I disagree with this.  I agree that what you're saying offers a more
flexibilibility after initial installation but I have various issues with

This is directly related to the hardware configuation on each compute
node.  For (some) other things of this nature, like provider networks, the
compute node is the only thing that knows what it has attached to it, and
it is the store (in configuration) of that information.  If I add a new
compute node then it's my responsibility to configure it correctly on
attachment, but when I add a compute node (when I'm setting the cluster up,
or sometime later on) then it's at that precise point that I know how I've
attached it and what hardware it's got on it.  Also, it's at this that
point in time that I write out the configuration file (not by hand, note;
there's almost certainly automation when configuring hundreds of nodes so
arguments that 'if I'm writing hundreds of config files one will be wrong'
are moot).

I'm also not sure there's much reason to change the available devices
dynamically after that, since that's normally an activity that results from
changing the physical setup of the machine which implies that actually
you're going to have access to and be able to change the config as you do
it.  John did come up with one case where you might be trying to remove old
GPUs from circulation, but it's a very uncommon case that doesn't seem
worth coding for, and it's still achievable by changing the config and
restarting the compute processes.

This also reduces the autonomy of the compute node in favour of centralised
tracking, which goes against the 'distributed where possible' philosophy of

Finally, you're not actually removing configuration from the compute node.
You still have to configure a whitelist there; in the grouping design you
also have to configure grouping (flavouring) on the control node as well.
The groups proposal adds one extra piece of information to the whitelists
that are already there to mark groups, not a whole new set of config lines.

To compare scheduling behaviour:

If I  need 4G of RAM, each compute node has reported its summary of free
RAM to the scheduler.  I look for a compute node with 4G free, and filter
the list of compute nodes down.  This is a query on n records, n being the
number of compute nodes.  I schedule to the compute node, which then
confirms it does still have 4G free and runs the VM or rejects the request.

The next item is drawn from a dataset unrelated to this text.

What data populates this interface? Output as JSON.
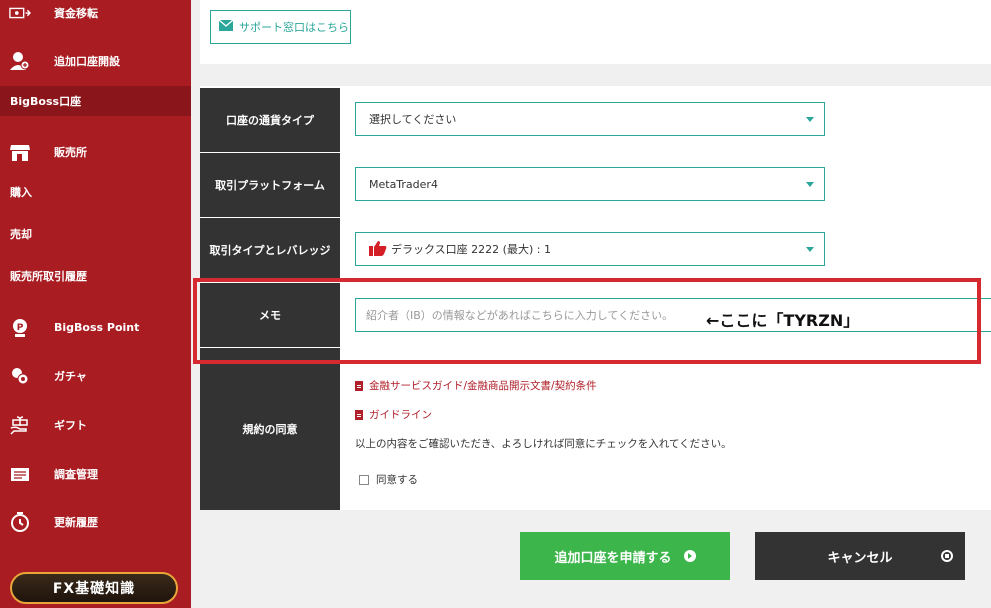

If I need 3 PCI devices and use the current system, each machine has
reported its device allocations to the scheduler.  With SRIOV multiplying
up the number of available devices, it's reporting back hundreds of records
per compute node to the schedulers, and the filtering activity is a 3
queries on n * number of PCI devices in cloud records, which could easily
end up in the tens or even hundreds of thousands of records for a
moderately sized cloud.  There compute node also has a record of its device
allocations which is also checked and updated before the final request is

If I need 3 PCI devices and use the groups system, each machine has
reported its device *summary* to the scheduler.  With SRIOV multiplying up
the number of available devices, it's still reporting one or a small number
of categories, i.e. { net: 100}.  The difficulty of scheduling is a query
on num groups * n records - fewer, in fact, if some machines have no
passthrough devices.

You can see that there's quite a cost to be paid for having those flexible
alias APIs.

> 4)       IMHO, the core for nova PCI support is **PCI property**. The
> property means not only generic PCI devices like vendor id, device id,
> device type, compute specific property like BDF address, the adjacent
> switch IP address,  but also user defined property like nuertron’s physical
> net name etc. And then, it’s about how to get these property, how to
> select/group devices based on the property, how to store/fetch these
> properties.

The thing about this is that you don't always, or even often, want to
select by property.  Some of these properties are just things that you need
to tell Neutron, they're not usually keys for scheduling.